Our bodies produce collagen naturally. It’s found in our connective tissues, joints, gut and skin. As we age, our bodies natural production declines. Starting in our early twenties, we are producing around 1.5% less each year. By the time we hit 40 years old, we are producing about 25% less collagen than we used to. There are also environmental and health factors that can contribute to the loss of collagen production too.
It’s a confusing subject and something we get asked about often. There are many supplements on the market claiming to be a source of vegan or plant-based collagen.
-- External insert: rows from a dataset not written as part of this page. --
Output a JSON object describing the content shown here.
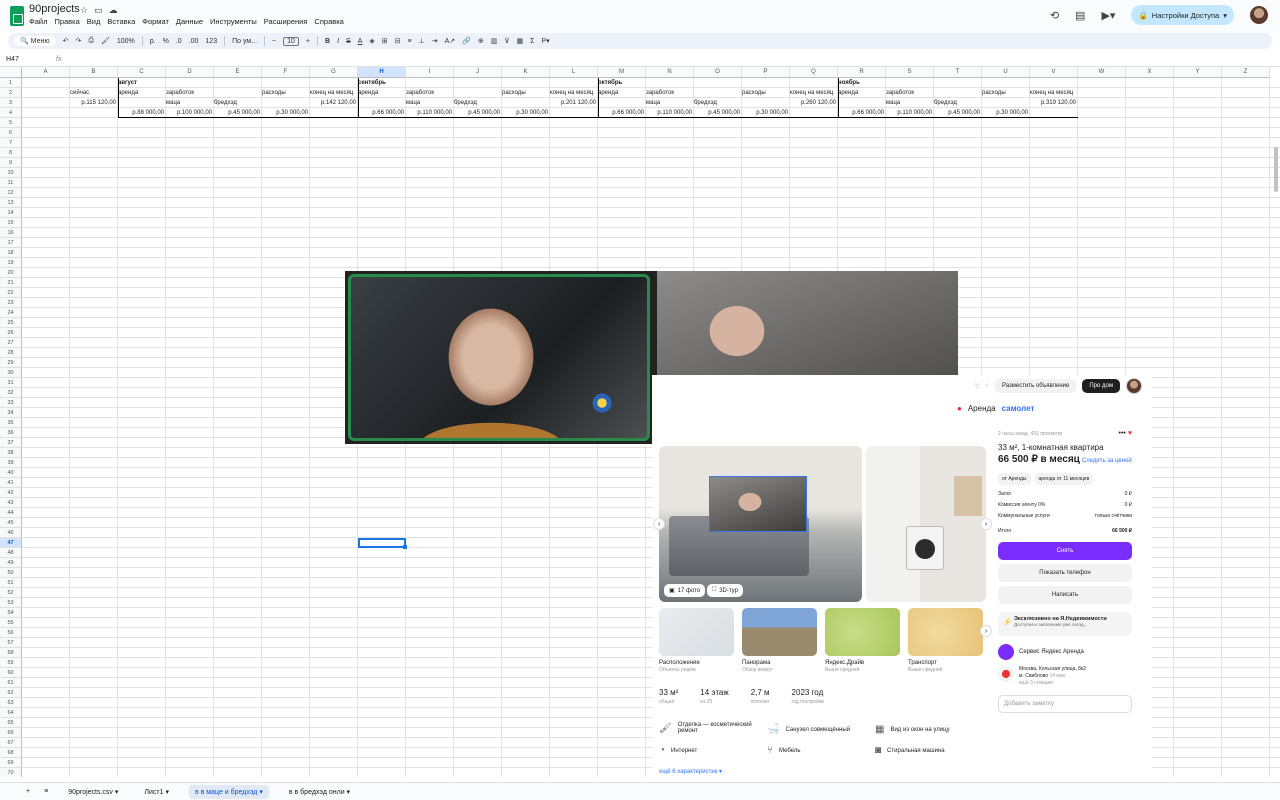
{
  "app": {
    "title": "90projects",
    "menu": [
      "Файл",
      "Правка",
      "Вид",
      "Вставка",
      "Формат",
      "Данные",
      "Инструменты",
      "Расширения",
      "Справка"
    ],
    "share_label": "Настройки Доступа"
  },
  "toolbar": {
    "search": "Меню",
    "zoom": "100%",
    "currency": "р.",
    "percent": "%",
    "dec_minus": ".0",
    "dec_plus": ".00",
    "num_format": "123",
    "font": "По ум...",
    "font_size": "10"
  },
  "formula_bar": {
    "cell_ref": "H47",
    "fx": "fx"
  },
  "columns": [
    "A",
    "B",
    "C",
    "D",
    "E",
    "F",
    "G",
    "H",
    "I",
    "J",
    "K",
    "L",
    "M",
    "N",
    "O",
    "P",
    "Q",
    "R",
    "S",
    "T",
    "U",
    "V",
    "W",
    "X",
    "Y",
    "Z"
  ],
  "selected_col": "H",
  "selected_row": 47,
  "rows_visible": 70,
  "cells": {
    "B2": "сейчас",
    "B3": "р.115 120,00",
    "C1": "август",
    "C2": "аренда",
    "C4": "р.88 000,00",
    "D2": "заработок",
    "D3": "маца",
    "D4": "р.100 000,00",
    "E3": "бредхэд",
    "E4": "р.45 000,00",
    "F2": "расходы",
    "F4": "р.30 000,00",
    "G2": "конец на месяц",
    "G3": "р.142 120,00",
    "H1": "сентябрь",
    "H2": "аренда",
    "H4": "р.66 000,00",
    "I2": "заработок",
    "I3": "маца",
    "I4": "р.110 000,00",
    "J3": "бредхэд",
    "J4": "р.45 000,00",
    "K2": "расходы",
    "K4": "р.30 000,00",
    "L2": "конец на месяц",
    "L3": "р.201 120,00",
    "M1": "октябрь",
    "M2": "аренда",
    "M4": "р.66 000,00",
    "N2": "заработок",
    "N3": "маца",
    "N4": "р.110 000,00",
    "O3": "бредхэд",
    "O4": "р.45 000,00",
    "P2": "расходы",
    "P4": "р.30 000,00",
    "Q2": "конец на месяц",
    "Q3": "р.260 120,00",
    "R1": "ноябрь",
    "R2": "аренда",
    "R4": "р.66 000,00",
    "S2": "заработок",
    "S3": "маца",
    "S4": "р.110 000,00",
    "T3": "бредхэд",
    "T4": "р.45 000,00",
    "U2": "расходы",
    "U4": "р.30 000,00",
    "V2": "конец на месяц",
    "V3": "р.319 120,00"
  },
  "sheets": [
    "90projects.csv",
    "Лист1",
    "в в маце и бредхэд",
    "в в бредхэд онли"
  ],
  "active_sheet": "в в маце и бредхэд",
  "listing": {
    "post_button": "Разместить объявление",
    "pro_button": "Про дом",
    "brand_a": "Аренда",
    "brand_b": "самолет",
    "meta": "2 часа назад, 431 просмотр",
    "title": "33 м², 1-комнатная квартира",
    "price": "66 500 ₽ в месяц",
    "follow": "Следить за ценой",
    "chip1": "от Аренды",
    "chip2": "аренда от 11 месяцев",
    "rows": [
      {
        "k": "Залог",
        "v": "0 ₽"
      },
      {
        "k": "Комиссия агенту 0%",
        "v": "0 ₽"
      },
      {
        "k": "Коммунальные услуги",
        "v": "только счётчики"
      }
    ],
    "total_k": "Итого",
    "total_v": "66 500 ₽",
    "rent_btn": "Снять",
    "phone_btn": "Показать телефон",
    "write_btn": "Написать",
    "promo_title": "Эксклюзивно на Я.Недвижимости",
    "promo_sub": "Доступна к заселению уже сегод...",
    "service": "Сервис Яндекс Аренда",
    "address1": "Москва, Кольская улица, 8к2",
    "address2": "м. Свиблово",
    "address2b": "14 мин.",
    "address3": "ещё 3 станции",
    "note": "Добавить заметку",
    "photos": "17 фото",
    "tour": "3D-тур",
    "thumbs": [
      {
        "title": "Расположение",
        "sub": "Объекты рядом"
      },
      {
        "title": "Панорама",
        "sub": "Обзор вокруг"
      },
      {
        "title": "Яндекс.Драйв",
        "sub": "Выше средней"
      },
      {
        "title": "Транспорт",
        "sub": "Выше средней"
      }
    ],
    "stats": [
      {
        "v": "33 м²",
        "l": "общая"
      },
      {
        "v": "14 этаж",
        "l": "из 25"
      },
      {
        "v": "2,7 м",
        "l": "потолки"
      },
      {
        "v": "2023 год",
        "l": "год постройки"
      }
    ],
    "features": [
      "Отделка — косметический ремонт",
      "Санузел совмещённый",
      "Вид из окон на улицу",
      "Интернет",
      "Мебель",
      "Стиральная машина"
    ],
    "more": "ещё 6 характеристик"
  }
}
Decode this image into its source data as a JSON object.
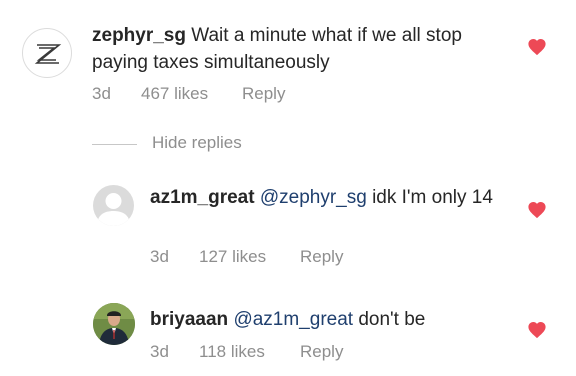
{
  "comments": [
    {
      "username": "zephyr_sg",
      "mention": "",
      "text": " Wait a minute what if we all stop paying taxes simultaneously",
      "time": "3d",
      "likes": "467 likes",
      "reply": "Reply",
      "avatar_icon": "z-logo-icon"
    },
    {
      "username": "az1m_great",
      "mention": "@zephyr_sg",
      "text": " idk I'm only 14",
      "time": "3d",
      "likes": "127 likes",
      "reply": "Reply",
      "avatar_icon": "default-user-icon"
    },
    {
      "username": "briyaaan",
      "mention": "@az1m_great",
      "text": " don't be",
      "time": "3d",
      "likes": "118 likes",
      "reply": "Reply",
      "avatar_icon": "user-photo"
    }
  ],
  "hide_replies_label": "Hide replies",
  "colors": {
    "heart": "#ed4956",
    "mention": "#1f3f6e",
    "meta": "#8e8e8e",
    "text": "#262626"
  }
}
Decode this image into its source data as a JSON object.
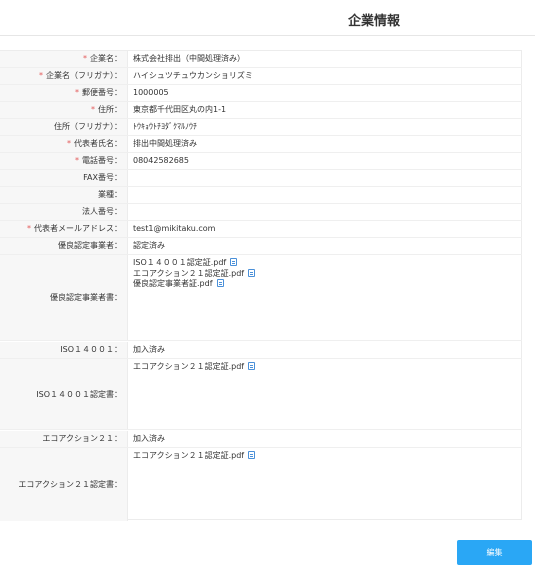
{
  "header": {
    "title": "企業情報"
  },
  "rows": [
    {
      "label": "企業名：",
      "required": true,
      "value": "株式会社排出（中間処理済み）"
    },
    {
      "label": "企業名（フリガナ）：",
      "required": true,
      "value": "ハイシュツチュウカンショリズミ"
    },
    {
      "label": "郵便番号：",
      "required": true,
      "value": "1000005"
    },
    {
      "label": "住所：",
      "required": true,
      "value": "東京都千代田区丸の内1-1"
    },
    {
      "label": "住所（フリガナ）：",
      "required": false,
      "value": "ﾄｳｷｮｳﾄﾁﾖﾀﾞｸﾏﾙﾉｳﾁ"
    },
    {
      "label": "代表者氏名：",
      "required": true,
      "value": "排出中間処理済み"
    },
    {
      "label": "電話番号：",
      "required": true,
      "value": "08042582685"
    },
    {
      "label": "FAX番号：",
      "required": false,
      "value": ""
    },
    {
      "label": "業種：",
      "required": false,
      "value": ""
    },
    {
      "label": "法人番号：",
      "required": false,
      "value": ""
    },
    {
      "label": "代表者メールアドレス：",
      "required": true,
      "value": "test1@mikitaku.com"
    },
    {
      "label": "優良認定事業者：",
      "required": false,
      "value": "認定済み"
    }
  ],
  "cert_docs": {
    "label": "優良認定事業者書：",
    "files": [
      "ISO１４００１認定証.pdf",
      "エコアクション２１認定証.pdf",
      "優良認定事業者証.pdf"
    ]
  },
  "iso": {
    "label": "ISO１４００１：",
    "value": "加入済み"
  },
  "iso_cert": {
    "label": "ISO１４００１認定書：",
    "files": [
      "エコアクション２１認定証.pdf"
    ]
  },
  "eco": {
    "label": "エコアクション２１：",
    "value": "加入済み"
  },
  "eco_cert": {
    "label": "エコアクション２１認定書：",
    "files": [
      "エコアクション２１認定証.pdf"
    ]
  },
  "actions": {
    "edit_label": "編集"
  },
  "colors": {
    "required_mark": "#e35a5a",
    "primary_button": "#2aa7f5",
    "file_icon": "#4a90d9"
  },
  "required_mark": "*"
}
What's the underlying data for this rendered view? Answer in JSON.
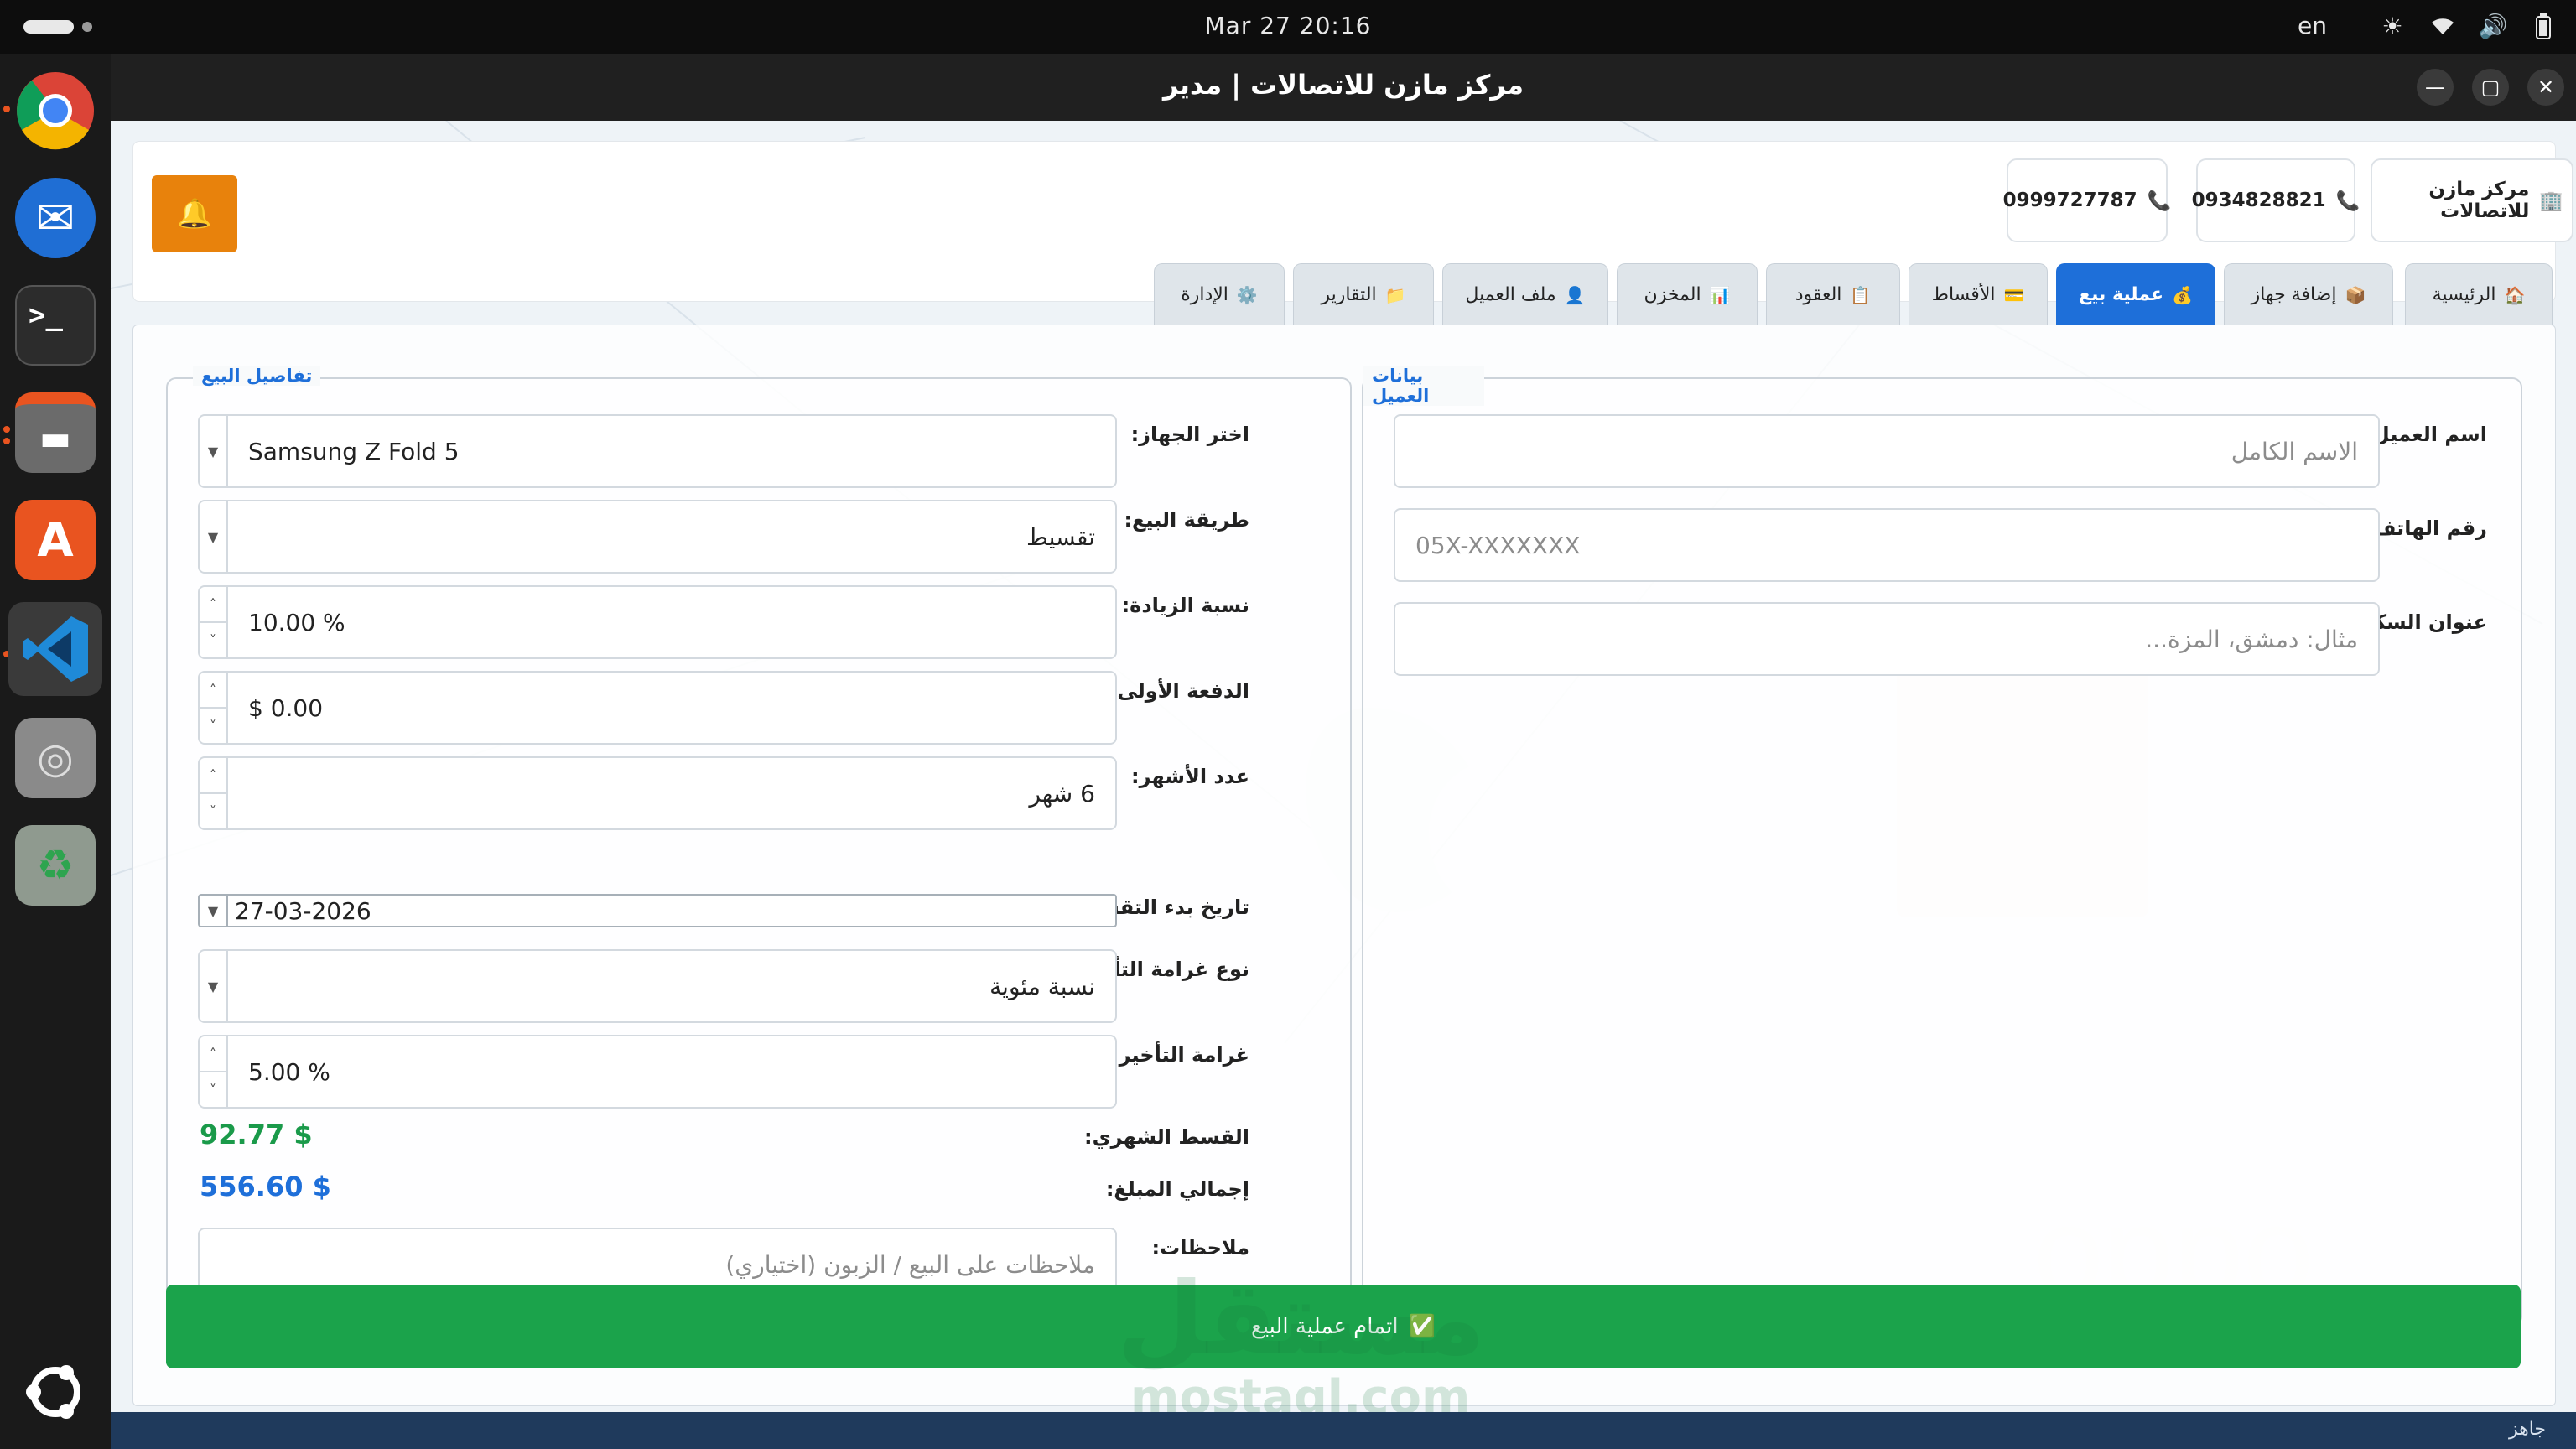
{
  "system": {
    "clock": "Mar 27  20:16",
    "lang": "en",
    "tray_icons": [
      "brightness-icon",
      "wifi-icon",
      "volume-icon",
      "battery-icon"
    ]
  },
  "dock": {
    "apps": [
      "chrome",
      "thunderbird",
      "terminal",
      "files",
      "app-center",
      "vscode",
      "disc",
      "trash",
      "ubuntu"
    ]
  },
  "window": {
    "title": "مركز مازن للاتصالات  |  مدير",
    "buttons": [
      "minimize",
      "maximize",
      "close"
    ]
  },
  "header": {
    "bell_icon": "🔔",
    "company": "مركز مازن للاتصالات",
    "company_icon": "🏢",
    "phone1": "0934828821",
    "phone2": "0999727787",
    "phone_icon": "📞"
  },
  "tabs": [
    {
      "label": "الرئيسية",
      "icon": "🏠"
    },
    {
      "label": "إضافة جهاز",
      "icon": "📦"
    },
    {
      "label": "عملية بيع",
      "icon": "💰"
    },
    {
      "label": "الأقساط",
      "icon": "💳"
    },
    {
      "label": "العقود",
      "icon": "📋"
    },
    {
      "label": "المخزن",
      "icon": "📊"
    },
    {
      "label": "ملف العميل",
      "icon": "👤"
    },
    {
      "label": "التقارير",
      "icon": "📁"
    },
    {
      "label": "الإدارة",
      "icon": "⚙️"
    }
  ],
  "active_tab": 2,
  "customer": {
    "title": "بيانات العميل",
    "name_label": "اسم العميل:",
    "name_placeholder": "الاسم الكامل",
    "phone_label": "رقم الهاتف:",
    "phone_placeholder": "05X-XXXXXXX",
    "address_label": "عنوان السكن:",
    "address_placeholder": "مثال: دمشق، المزة..."
  },
  "sale": {
    "title": "تفاصيل البيع",
    "device_label": "اختر الجهاز:",
    "device_value": "Samsung Z Fold 5",
    "method_label": "طريقة البيع:",
    "method_value": "تقسيط",
    "increase_label": "نسبة الزيادة:",
    "increase_value": "10.00 %",
    "down_label": "الدفعة الأولى:",
    "down_value": "$ 0.00",
    "months_label": "عدد الأشهر:",
    "months_value": "6 شهر",
    "start_label": "تاريخ بدء التقسيط:",
    "start_value": "27-03-2026",
    "late_type_label": "نوع غرامة التأخير:",
    "late_type_value": "نسبة مئوية",
    "late_pct_label": "غرامة التأخير (%):",
    "late_pct_value": "5.00 %",
    "monthly_label": "القسط الشهري:",
    "monthly_value": "92.77 $",
    "total_label": "إجمالي المبلغ:",
    "total_value": "556.60 $",
    "notes_label": "ملاحظات:",
    "notes_placeholder": "ملاحظات على البيع / الزبون (اختياري)"
  },
  "submit": {
    "label": "اتمام عملية البيع",
    "icon": "✅"
  },
  "status": "جاهز",
  "watermark": {
    "text": "مستقل",
    "url": "mostaql.com"
  },
  "colors": {
    "accent": "#1e6fd9",
    "submit": "#1ba34b",
    "monthly": "#1a9a4a",
    "total": "#1e6fd9",
    "bell": "#e8820c",
    "statusbar": "#1f3a5c"
  }
}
That is where the confusion lies. These supplements aren’t providing a source of collagen. Instead, they are providing nutrients that support your body’s natural collagen production. They are a collagen-production booster, rather than a collagen supplement.
A collagen supplement provides your body with a bioavailable (easily absorbed) source of nutrients. There is evidence of many skin, hair, joint and gut benefits to taking collagen supplements. But fear not! If you’re vegan or mostly plant-based there are still ways for you to boost your collagen production.
Be Proactive About Prevention
Prevention is key to maintaining your natural collagen production. A healthy lifestyle goes a long way. Overexposure to the sun negatively impacts the collagen in your skin. Gone are the days of spending the day tanning (or burning) with baby oil. Sunscreen is an effective and convenient way to protect your skin. So don’t forget to slap on some SPFs before heading out for the day. Smoking is another no-no when it comes to collagen. You might notice that smokers tend to age faster than others. That’s because smoking has been found to decrease collagen production in skin. So if you’re looking for some ways to naturally boost and support your collagen production, taking a look at your lifestyle is a great place to start.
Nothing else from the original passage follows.